Change is scary, it’s inevitable and never quite predictable. One night, as I was laying in my bed in the soft hours of the night wide awake, and I locked eyes with Bluets on my nightstand and finally felt the urge to read.

 

Nelson writes a philosophical exploration of heartbreak, static suffering, and human connection channelled through the colour blue. The novella begins with Nelon’s exclamation that she has fallen in love with a colour, which hangs in the background of her personal essays into seemingly mundane and rather insignificant moments in life, until the presence of her hue interrupts back into the frame.

 

A reminder that the attachment to blue—love, agony, pain—exists all around us, even if sometimes hidden behind bus stops, laundry lines, or behind a lover’s closed eyelid. 

 

It’s a poetic lyrical masterpiece that bottles unimaginable human emotion into one shade of cool. Finally, I felt seen again in literature. Blue began appearing in my life, my walk to work, loose socks forgotten on my floor, my boyfriend’s eyes. Had I fallen in love with a colour too? Had I stolen something so personal to Nelson and plagiarized it? What does it mean, then, to be blue?

 

Bluets is a melancholic poetry-prose collection tied together by one author’s memories as a young adult. Being in your twenties is a wildly confusing time of life. The loneliness and constant internal struggle to find yourself, and try to uncover what that even means.
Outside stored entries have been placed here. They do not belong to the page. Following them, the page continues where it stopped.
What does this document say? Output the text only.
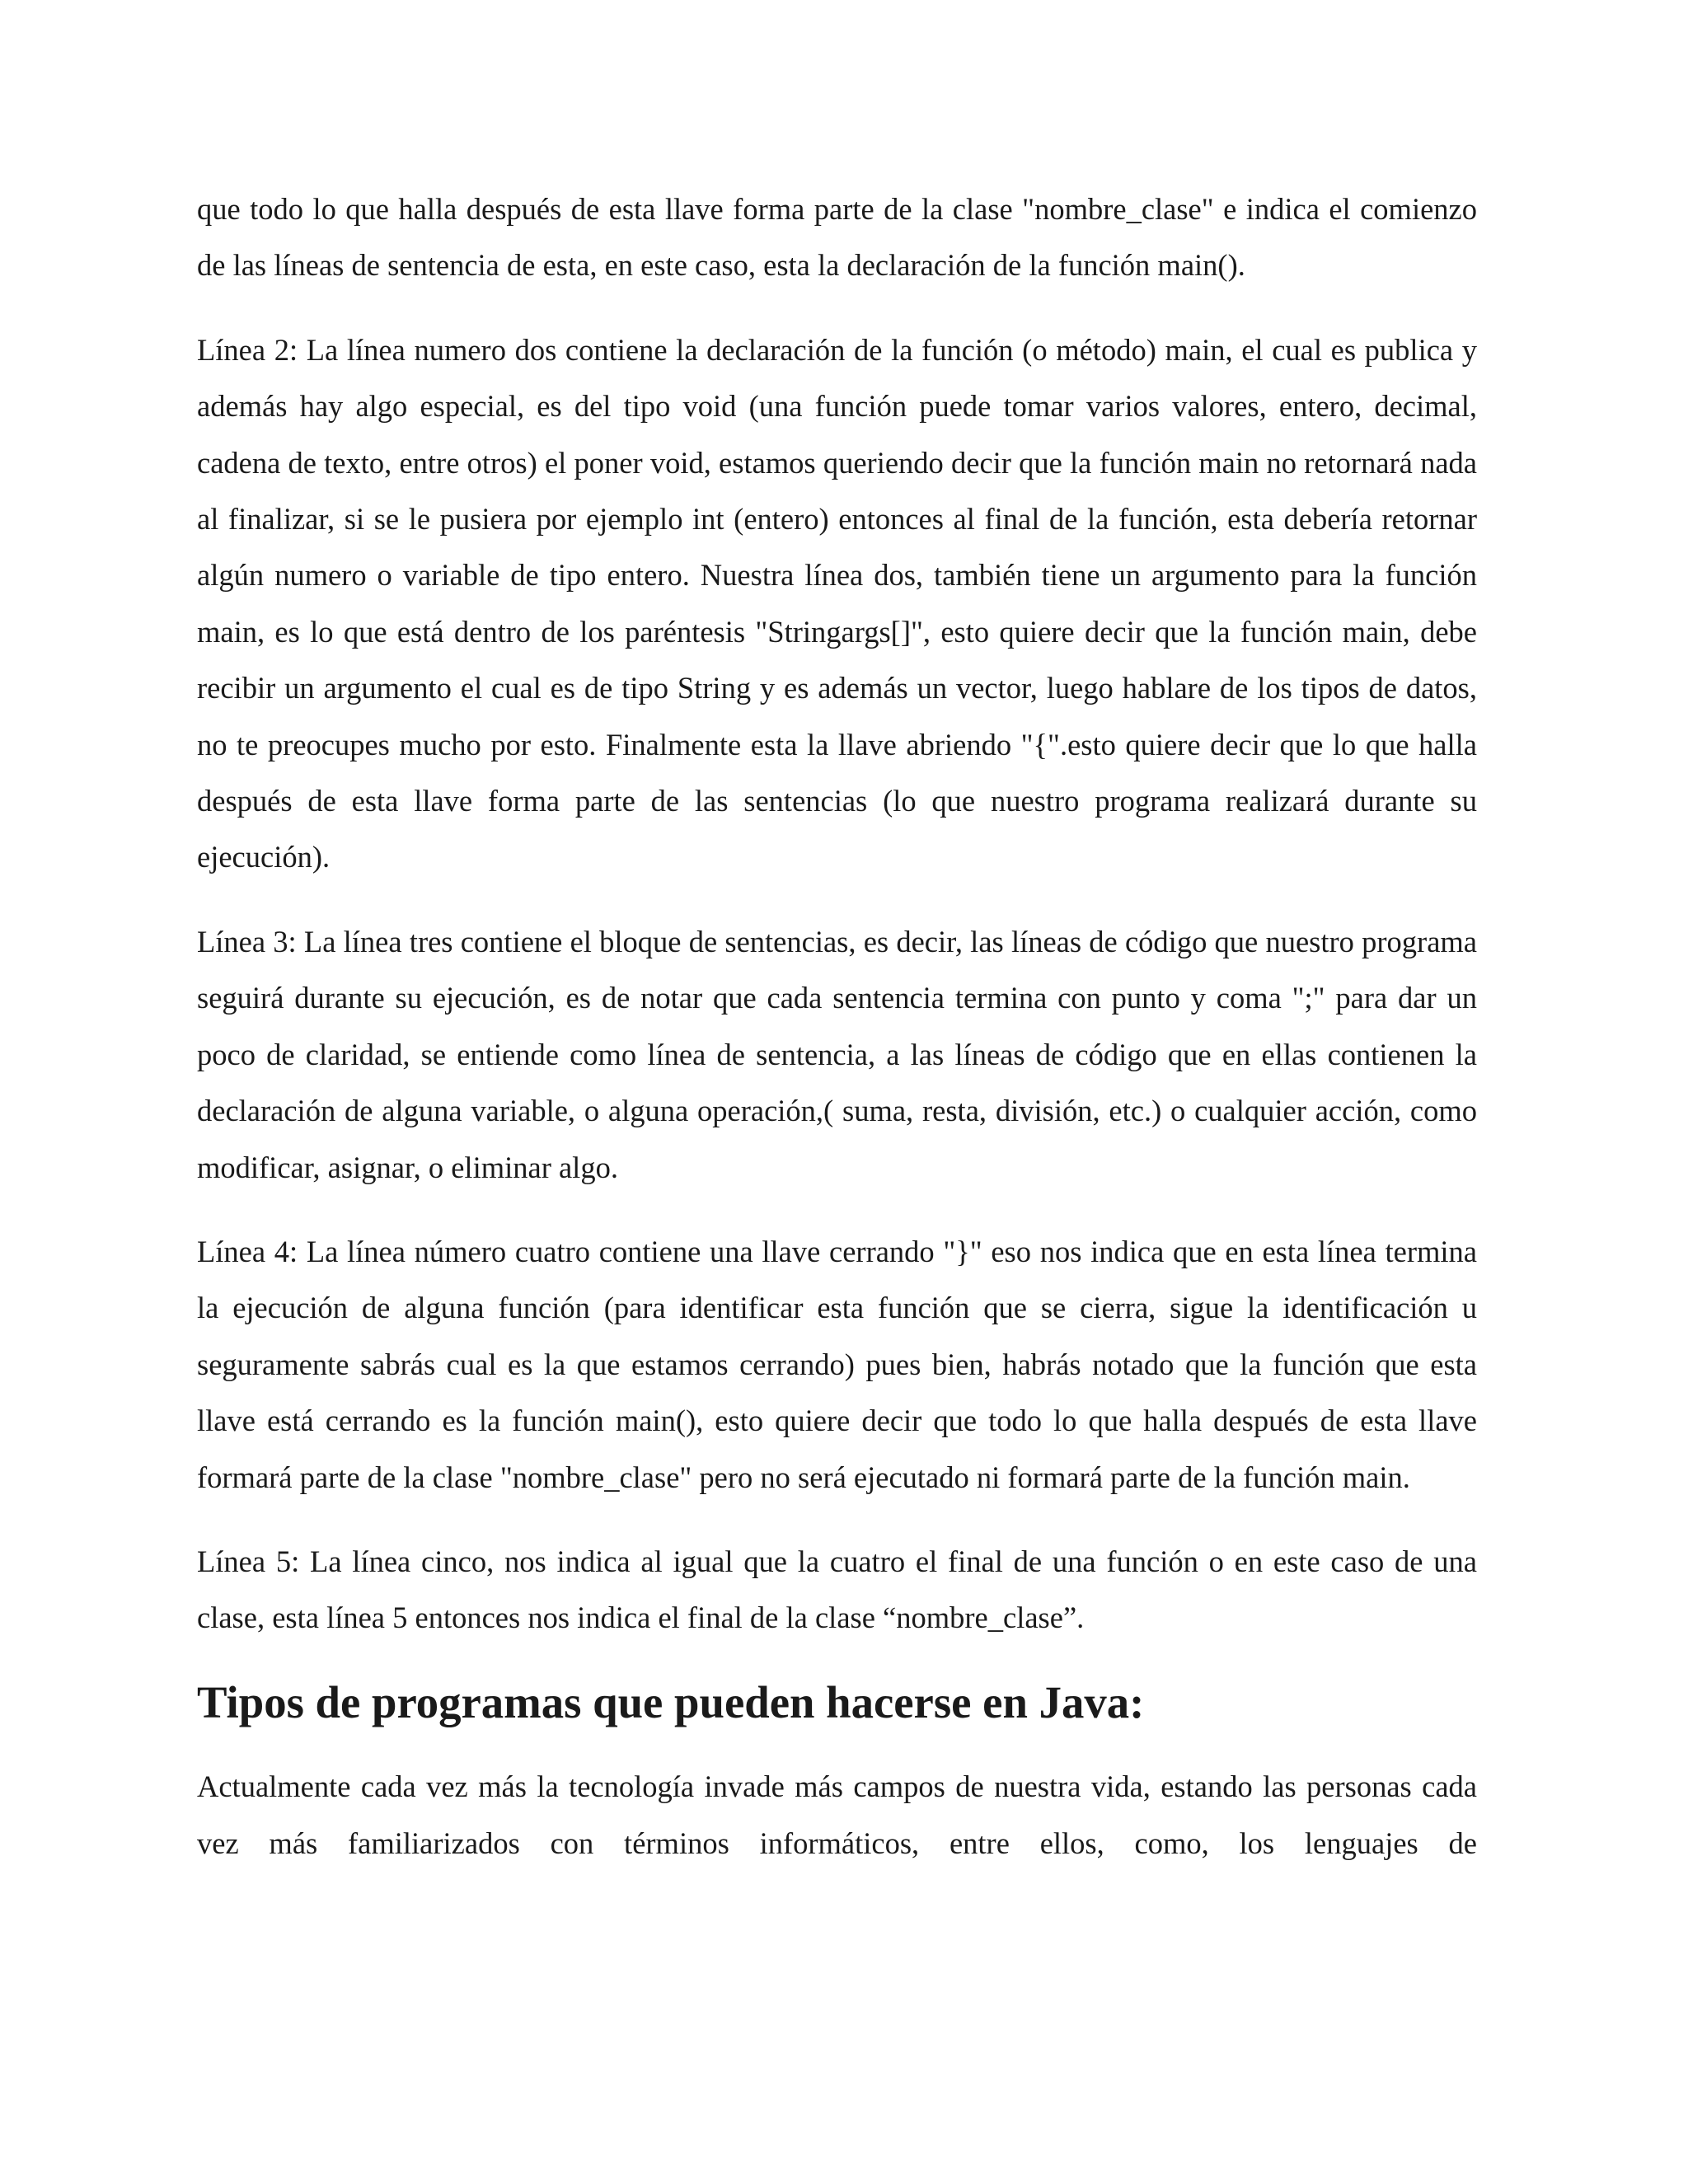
que todo lo que halla después de esta llave forma parte de la clase "nombre_clase" e indica el comienzo de las líneas de sentencia de esta, en este caso, esta la declaración de la función main().

Línea 2: La línea numero dos contiene la declaración de la función (o método) main, el cual es publica y además hay algo especial, es del tipo void (una función puede tomar varios valores, entero, decimal, cadena de texto, entre otros) el poner void, estamos queriendo decir que la función main no retornará nada al finalizar, si se le pusiera por ejemplo int (entero) entonces al final de la función, esta debería retornar algún numero o variable de tipo entero. Nuestra línea dos, también tiene un argumento para la función main, es lo que está dentro de los paréntesis "Stringargs[]", esto quiere decir que la función main, debe recibir un argumento el cual es de tipo String y es además un vector, luego hablare de los tipos de datos, no te preocupes mucho por esto. Finalmente esta la llave abriendo "{".esto quiere decir que lo que halla después de esta llave forma parte de las sentencias (lo que nuestro programa realizará durante su ejecución).

Línea 3: La línea tres contiene el bloque de sentencias, es decir, las líneas de código que nuestro programa seguirá durante su ejecución, es de notar que cada sentencia termina con punto y coma ";" para dar un poco de claridad, se entiende como línea de sentencia, a las líneas de código que en ellas contienen la declaración de alguna variable, o alguna operación,( suma, resta, división, etc.) o cualquier acción, como modificar, asignar, o eliminar algo.

Línea 4: La línea número cuatro contiene una llave cerrando "}" eso nos indica que en esta línea termina la ejecución de alguna función (para identificar esta función que se cierra, sigue la identificación u seguramente sabrás cual es la que estamos cerrando) pues bien, habrás notado que la función que esta llave está cerrando es la función main(), esto quiere decir que todo lo que halla después de esta llave formará parte de la clase "nombre_clase" pero no será ejecutado ni formará parte de la función main.

Línea 5: La línea cinco, nos indica al igual que la cuatro el final de una función o en este caso de una clase, esta línea 5 entonces nos indica el final de la clase “nombre_clase”.

Tipos de programas que pueden hacerse en Java:

Actualmente cada vez más la tecnología invade más campos de nuestra vida, estando las personas cada vez más familiarizados con términos informáticos, entre ellos, como, los lenguajes de
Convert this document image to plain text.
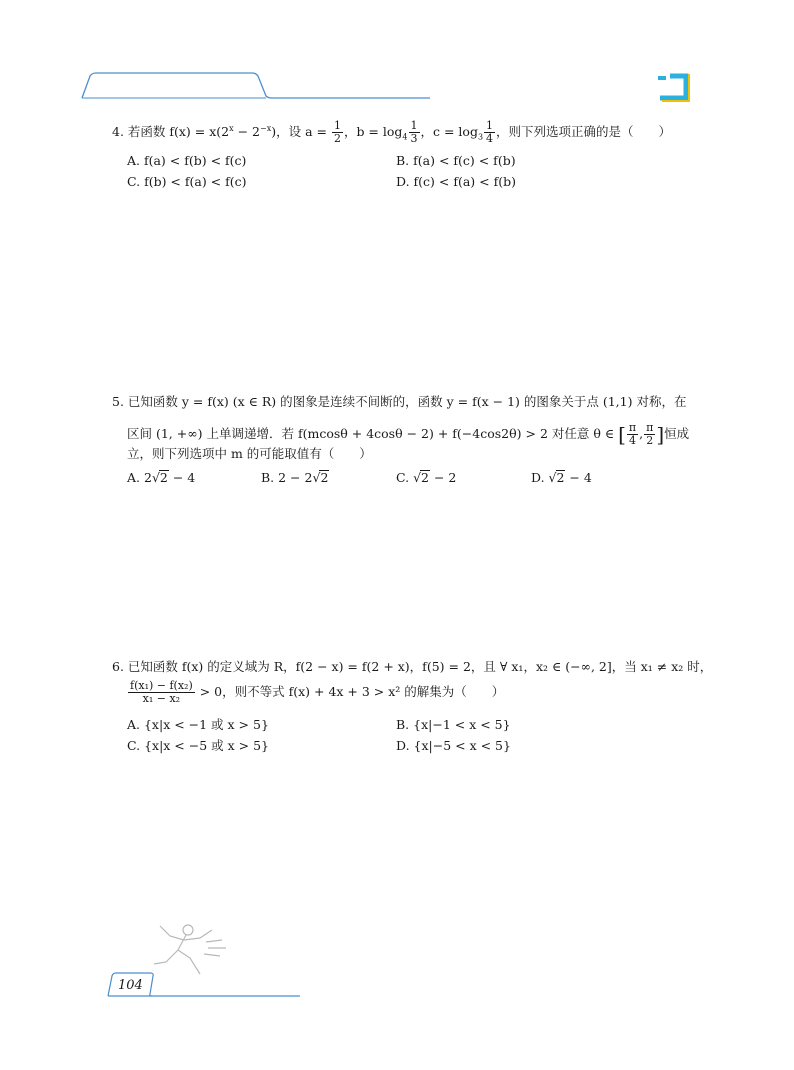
4. 若函数 $f(x) = x(2^x - 2^{-x})$，设 $a = \frac{1}{2}$ ，$b = \log_4 \frac{1}{3}$ ，$c = \log_3 \frac{1}{4}$ ，则下列选项正确的是（　　）
A. f(a) < f(b) < f(c)	B. f(a) < f(c) < f(b)
C. f(b) < f(a) < f(c)	D. f(c) < f(a) < f(b)
5. 已知函数 y = f(x) (x ∈ R) 的图象是连续不间断的，函数 y = f(x − 1) 的图象关于点 (1,1) 对称，在
区间 (1, +∞) 上单调递增．若 f(mcosθ + 4cosθ − 2) + f(−4cos2θ) > 2 对任意 θ ∈ [ $\frac{\pi}{4}$ , $\frac{\pi}{2}$ ]恒成
立，则下列选项中 m 的可能取值有（　　）
A. 2√2 − 4	B. 2 − 2√2	C. √2 − 2	D. √2 − 4
6. 已知函数 f(x) 的定义域为 R，f(2 − x) = f(2 + x)，f(5) = 2，且 ∀ x₁，x₂ ∈ (−∞, 2]，当 x₁ ≠ x₂ 时，
$\frac{\text{f(x₁) − f(x₂)}}{\text{x₁ − x₂}} > 0$，则不等式 f(x) + 4x + 3 > x² 的解集为（　　）
A. {x|x < −1 或 x > 5}	B. {x|−1 < x < 5}
C. {x|x < −5 或 x > 5}	D. {x|−5 < x < 5}
104
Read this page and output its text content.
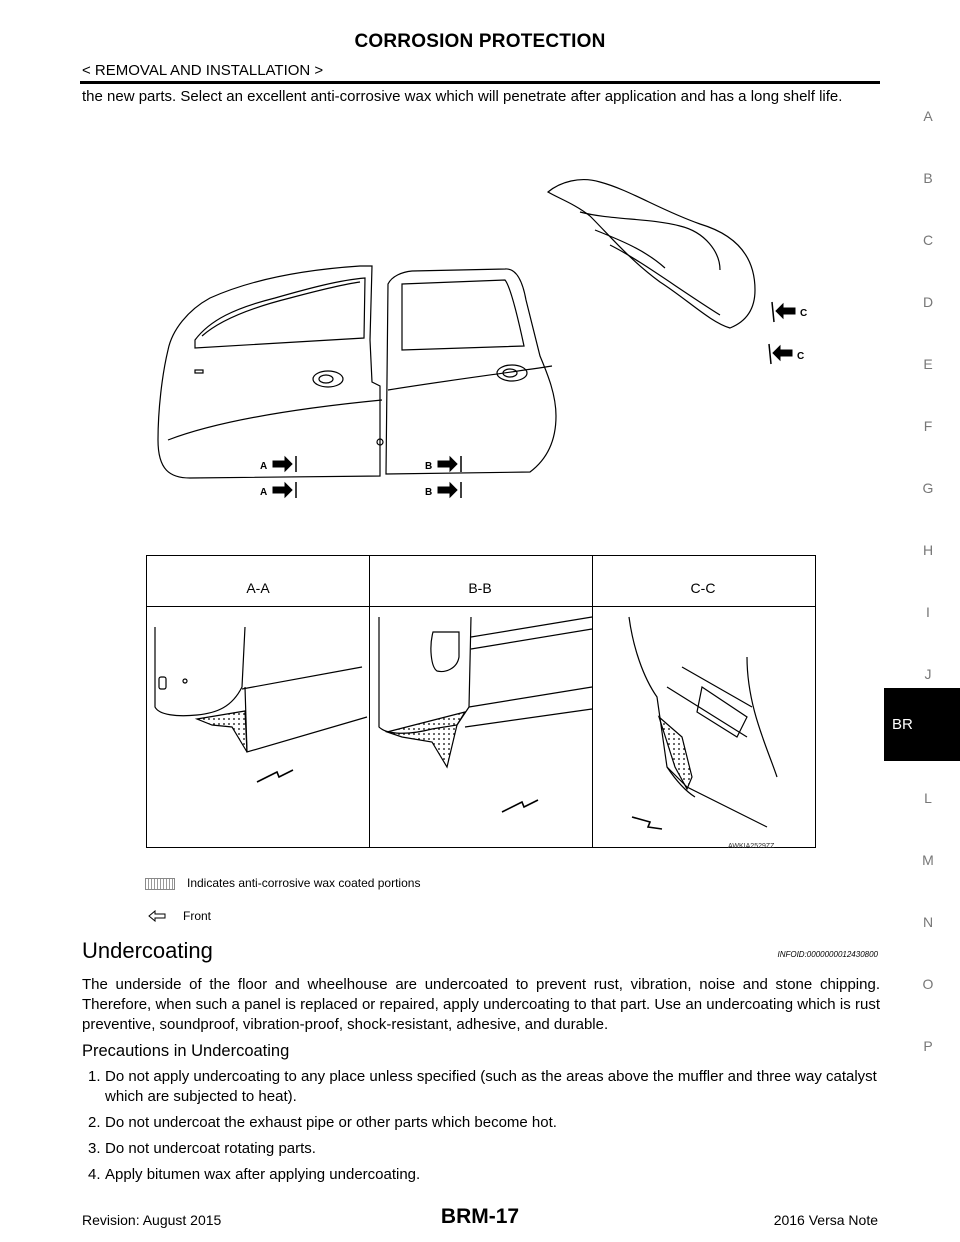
CORROSION PROTECTION
< REMOVAL AND INSTALLATION >
the new parts. Select an excellent anti-corrosive wax which will penetrate after application and has a long shelf life.
A
B
C
D
E
F
G
H
I
J
L
M
N
O
P
BR
A
A
B
B
C
C
A-A	B-B	C-C
AWKIA2529ZZ
Indicates anti-corrosive wax coated portions
Front
Undercoating	INFOID:0000000012430800
The underside of the floor and wheelhouse are undercoated to prevent rust, vibration, noise and stone chipping. Therefore, when such a panel is replaced or repaired, apply undercoating to that part. Use an undercoating which is rust preventive, soundproof, vibration-proof, shock-resistant, adhesive, and durable.
Precautions in Undercoating
1. Do not apply undercoating to any place unless specified (such as the areas above the muffler and three way catalyst which are subjected to heat).
2. Do not undercoat the exhaust pipe or other parts which become hot.
3. Do not undercoat rotating parts.
4. Apply bitumen wax after applying undercoating.
Revision: August 2015	BRM-17	2016 Versa Note
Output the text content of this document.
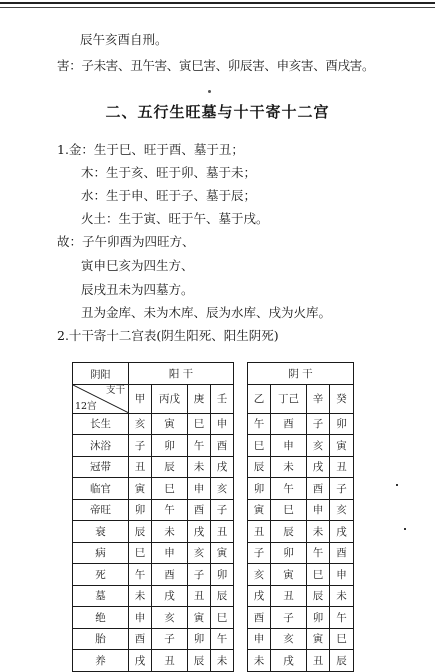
辰午亥酉自刑。
害：子未害、丑午害、寅巳害、卯辰害、申亥害、酉戌害。
二、五行生旺墓与十干寄十二宫
1.金：生于巳、旺于酉、墓于丑；
木：生于亥、旺于卯、墓于未；
水：生于申、旺于子、墓于辰；
火土：生于寅、旺于午、墓于戌。
故：子午卯酉为四旺方、
寅申巳亥为四生方、
辰戌丑未为四墓方。
丑为金库、未为木库、辰为水库、戌为火库。
2.十干寄十二宫表(阴生阳死、阳生阴死)
阴阳	阳 干					阴 干			

支干
12宫	甲	丙戊	庚	壬		乙	丁己	辛	癸
长生	亥	寅	巳	申		午	酉	子	卯
沐浴	子	卯	午	酉		巳	申	亥	寅
冠带	丑	辰	未	戌		辰	未	戌	丑
临官	寅	巳	申	亥		卯	午	酉	子
帝旺	卯	午	酉	子		寅	巳	申	亥
衰	辰	未	戌	丑		丑	辰	未	戌
病	巳	申	亥	寅		子	卯	午	酉
死	午	酉	子	卯		亥	寅	巳	申
墓	未	戌	丑	辰		戌	丑	辰	未
绝	申	亥	寅	巳		酉	子	卯	午
胎	酉	子	卯	午		申	亥	寅	巳
养	戌	丑	辰	未		未	戌	丑	辰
It’s a time to reflect on teenage heartbreak and decide whether or not forgiveness means them or you—to move through each day not entirely sure how you managed to get here. 

 

Where did all this blue come from? Was it always around me?

 

Nelson is a master at her craft, truly. I know I am not alone in my appreciation for literature that understands the complexities of the void that is being a young adult, and I truly cannot emphasize the genius of her work enough. It’s been a while since a book has stared back at me, and if you were to read any of the books I recommend, let it be this one.